Esta isca de uma promessa inteiramente virginal leva a mudanças decisivas e envolve o alegre comprometimento de todo o nosso ser. Mesmo aqueles que herdam a fé desde sua infância passam, cedo ou tarde, por sua descoberta consciente, por uma apropriação inteiramente pessoal e sempre perturbadora.

Uma leitura, um encontro, uma reflexão fazem brotar uma brusca e grande iluminação. À sua claridade, tudo se ordena como em um poema genial, dando a cada coisa um valor virginal inestimável. É a primavera religiosa de uma tonalidade alegre, mozartiana; como os brotos cheios de seiva, o ser humano se sente dilatado por uma surpreendente alegria, uma simpatia espontânea por tudo e por todos. Um tempo inesquecível: como uma festa iluminada por mil claridades, ele leva a ver em Deus o rosto sorridente do Pai que sai ao encontro de seu filho.

Este tempo é de curta duração. A face do Pai assume a figura do Filho, e sua cruz nos cobre por dentro. Nossa própria cruz se perfila nitidamente e já não há mais retorno possível à fé simples e infantil de outrora. As dissonâncias dolorosas rasgam a alma em sua clarividente visão do mal e do pecado: é a tensão extrema entre dois estados que se excluem mutuamente. A experiência brutal das quedas e das impotências pode lançar à borda do desespero.

É grande a tentação de clamar por injustiça, de dizer que Deus nos pede demais, que nossa cruz é mais pesada que a dos outros. Uma velha história conta semelhante revolta de um homem simples e sincero. Então, o anjo o conduz até um amontoado de cruzes de diferentes tamanhos e lhe propõe escolher uma delas. O homem encontra a mais leve, mas logo percebe que era justamente a sua! O homem jamais é tentado além de suas forças.

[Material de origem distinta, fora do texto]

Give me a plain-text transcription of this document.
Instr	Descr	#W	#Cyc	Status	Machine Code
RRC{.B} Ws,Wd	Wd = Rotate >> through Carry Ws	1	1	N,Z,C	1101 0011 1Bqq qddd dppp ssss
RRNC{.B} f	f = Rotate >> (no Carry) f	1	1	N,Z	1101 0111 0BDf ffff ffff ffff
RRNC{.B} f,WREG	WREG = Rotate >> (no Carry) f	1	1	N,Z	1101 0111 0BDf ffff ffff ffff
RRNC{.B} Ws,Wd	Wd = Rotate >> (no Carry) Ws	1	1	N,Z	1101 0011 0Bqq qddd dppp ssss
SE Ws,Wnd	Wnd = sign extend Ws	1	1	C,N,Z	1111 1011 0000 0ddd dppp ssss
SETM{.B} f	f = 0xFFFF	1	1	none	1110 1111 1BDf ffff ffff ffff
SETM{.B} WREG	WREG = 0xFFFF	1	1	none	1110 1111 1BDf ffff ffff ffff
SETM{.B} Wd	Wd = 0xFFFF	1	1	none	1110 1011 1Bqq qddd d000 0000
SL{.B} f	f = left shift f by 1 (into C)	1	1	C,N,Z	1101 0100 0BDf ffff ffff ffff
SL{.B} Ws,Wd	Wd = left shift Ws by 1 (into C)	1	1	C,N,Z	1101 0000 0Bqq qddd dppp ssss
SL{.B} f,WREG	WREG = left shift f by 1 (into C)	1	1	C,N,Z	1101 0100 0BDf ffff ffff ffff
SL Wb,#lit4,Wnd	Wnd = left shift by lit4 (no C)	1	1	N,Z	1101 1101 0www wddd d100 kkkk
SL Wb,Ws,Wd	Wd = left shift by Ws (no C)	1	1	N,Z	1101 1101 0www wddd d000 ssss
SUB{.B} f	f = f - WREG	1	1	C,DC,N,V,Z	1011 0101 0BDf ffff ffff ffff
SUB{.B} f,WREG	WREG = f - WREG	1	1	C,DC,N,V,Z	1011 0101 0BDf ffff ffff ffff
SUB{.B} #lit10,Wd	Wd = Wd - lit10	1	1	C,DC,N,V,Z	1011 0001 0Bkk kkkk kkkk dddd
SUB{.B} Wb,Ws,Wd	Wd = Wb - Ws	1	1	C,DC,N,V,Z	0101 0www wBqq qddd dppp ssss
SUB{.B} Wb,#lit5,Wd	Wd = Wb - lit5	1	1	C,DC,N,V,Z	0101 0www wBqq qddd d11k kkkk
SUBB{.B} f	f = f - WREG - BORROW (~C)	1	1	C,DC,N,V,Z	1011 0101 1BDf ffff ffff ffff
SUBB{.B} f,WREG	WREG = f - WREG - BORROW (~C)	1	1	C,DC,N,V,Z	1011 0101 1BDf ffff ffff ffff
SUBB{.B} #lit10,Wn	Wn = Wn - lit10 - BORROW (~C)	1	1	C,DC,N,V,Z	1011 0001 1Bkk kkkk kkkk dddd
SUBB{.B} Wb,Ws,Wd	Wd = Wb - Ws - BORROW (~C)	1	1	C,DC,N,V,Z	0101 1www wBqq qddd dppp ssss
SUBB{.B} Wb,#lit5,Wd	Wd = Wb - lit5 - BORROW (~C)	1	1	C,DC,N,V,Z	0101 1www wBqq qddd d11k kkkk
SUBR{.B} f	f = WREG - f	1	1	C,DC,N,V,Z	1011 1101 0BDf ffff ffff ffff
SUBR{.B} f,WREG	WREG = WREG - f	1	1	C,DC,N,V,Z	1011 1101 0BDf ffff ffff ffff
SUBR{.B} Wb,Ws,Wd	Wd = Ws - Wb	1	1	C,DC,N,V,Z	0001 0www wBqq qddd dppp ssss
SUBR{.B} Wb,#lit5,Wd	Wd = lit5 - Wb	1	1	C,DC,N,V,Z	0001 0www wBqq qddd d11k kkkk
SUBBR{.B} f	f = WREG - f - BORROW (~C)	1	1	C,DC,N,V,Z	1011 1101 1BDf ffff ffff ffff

Deus nos faz tocaia aguardando esse momento decisivo. Ele espera de nossa fé um ato viril, a plena e consciente aceitação de nosso destino; pede que o assumamos livremente. Ninguém pode fazê-lo em nosso lugar, nem mesmo Deus. A cruz é feita de nossas fraquezas e nossas falhas; ela é construída por nossos impulsos sufocados, e sobretudo nossas trevas profundas, onde remói a surda resistência e apodrece a torpeza inconfessável e cúmplice. Em suma, ela tem o peso de toda a complexidade eu é, nesse momento, o eu autêntico.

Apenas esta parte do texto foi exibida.